Sudden lateral eruptions that occur outside the active crater on volcanoes are essential problems for disaster prevention. Since many tourists can easily visit outside the crater, it is important to assess the possibility of lateral eruptions in advance. When magmatic gases containing mercury rise from depth to shallow part of volcanoes, they selectively pass through areas with high permeability, such as fracture zone and falul. Because fracture zones have a high potential for future lateral eruption, measurements of the spatial distribution of mercury emitted from the ground surface on volcanoes may provide risk information. However, the mechanism of mercury release near the ground surface is not yet understood enough to be applicable to permeability assessments. For example, mercury emission rates vary markedly over the course of a day. In this study, we have developed a method to prevent the contamination of small amounts of mercury in the surrounding atmosphere, and conducted several continuous measurements of mercury emission rate from soil, near surface and underground temperatures at Kusatsu-Shirane volcano.

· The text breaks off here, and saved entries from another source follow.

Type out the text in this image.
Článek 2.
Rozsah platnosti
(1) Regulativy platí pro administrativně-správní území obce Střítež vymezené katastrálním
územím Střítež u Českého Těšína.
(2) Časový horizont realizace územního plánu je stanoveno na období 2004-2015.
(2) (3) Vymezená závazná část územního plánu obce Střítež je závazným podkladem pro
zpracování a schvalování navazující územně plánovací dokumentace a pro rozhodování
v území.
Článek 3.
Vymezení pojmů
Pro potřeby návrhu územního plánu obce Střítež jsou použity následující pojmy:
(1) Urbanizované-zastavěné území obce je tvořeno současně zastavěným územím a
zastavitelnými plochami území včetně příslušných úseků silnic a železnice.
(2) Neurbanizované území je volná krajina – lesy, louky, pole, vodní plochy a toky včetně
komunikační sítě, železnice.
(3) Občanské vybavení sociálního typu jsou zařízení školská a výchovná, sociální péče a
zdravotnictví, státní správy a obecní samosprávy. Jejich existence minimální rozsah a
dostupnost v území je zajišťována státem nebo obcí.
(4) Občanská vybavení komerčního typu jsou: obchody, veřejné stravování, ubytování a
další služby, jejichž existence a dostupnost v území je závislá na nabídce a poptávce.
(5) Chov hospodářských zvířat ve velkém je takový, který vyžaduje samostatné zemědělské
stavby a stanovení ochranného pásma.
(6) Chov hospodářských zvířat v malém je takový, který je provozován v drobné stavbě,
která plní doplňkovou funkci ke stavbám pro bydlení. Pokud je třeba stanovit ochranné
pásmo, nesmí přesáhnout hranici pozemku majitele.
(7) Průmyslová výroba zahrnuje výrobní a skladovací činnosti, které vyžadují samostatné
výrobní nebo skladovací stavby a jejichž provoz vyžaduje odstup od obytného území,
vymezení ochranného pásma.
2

Our precise measurements show that the logarithm of the mercury release rate φ, ln(φ) showed an elliptic relationship to the inverse of the near-surface temperature T_c (T_c^-1). This relationship is the same for all our other measurements, although it was not observed in previous studies. We found φ varied with Tc with a time delay. Therefore, with reference to T_c measured Δt (seconds) before the measurement of mercury emission φ, ln(φ) has a linear relationship with T_c^-1. The linear relationship between lnφ and T_c^-1 is generally referred to as the Arrhenius equation, which is consistent with previous studies. A possible mechanism for this time delay is that subsurface temperature changes, which lag behind the surface temperature change, control the mercury emissions. To estimate the depth that dominate mercury emission, we measure the soil thermal diffusivity based on subsurface temperatures at multiple depths. Our results show that φ varies with temperature 20 mm below the ground surface. The activation energy E_a calculated based on the slope of the Alenius plot is estimated to be 60±20 kJ/mol, which is consistent with the mercury evaporation enthalpy of 59.1 kJ/mol.

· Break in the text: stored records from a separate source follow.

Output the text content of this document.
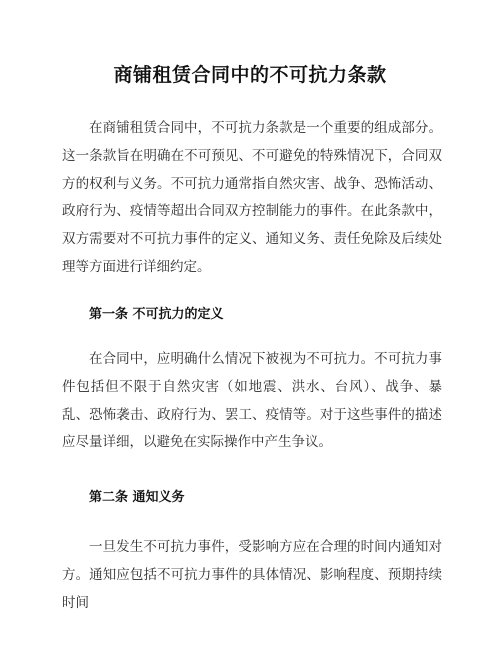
商铺租赁合同中的不可抗力条款

在商铺租赁合同中，不可抗力条款是一个重要的组成部分。这一条款旨在明确在不可预见、不可避免的特殊情况下，合同双方的权利与义务。不可抗力通常指自然灾害、战争、恐怖活动、政府行为、疫情等超出合同双方控制能力的事件。在此条款中，双方需要对不可抗力事件的定义、通知义务、责任免除及后续处理等方面进行详细约定。

第一条 不可抗力的定义

在合同中，应明确什么情况下被视为不可抗力。不可抗力事件包括但不限于自然灾害（如地震、洪水、台风）、战争、暴乱、恐怖袭击、政府行为、罢工、疫情等。对于这些事件的描述应尽量详细，以避免在实际操作中产生争议。

第二条 通知义务

一旦发生不可抗力事件，受影响方应在合理的时间内通知对方。通知应包括不可抗力事件的具体情况、影响程度、预期持续时间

The activation energy E_a estimated in this study suggests that mercury emission from the surface is dominated by mercury evaporation at a depth of about 20 mm below the surface. At a depth of 20 mm, the mercury emission caused by photoreduction induced by solar radiation does not occur, but the daily temperature change is significant. By simultaneously measuring the subsurface temperature at a depth of 20 mm, the amount of mercury emission at a given temperature at each measurement site can be calculated. Conducting mercury and subsurface temperature at many sites on volcanoes, it is possible to show the details of the temporal and spatial variation of the mercury emission rate in volcanoes. This study contributes to the estimation of shallow permeable structures in volcanoes and to the monitoring of subsurface temperature.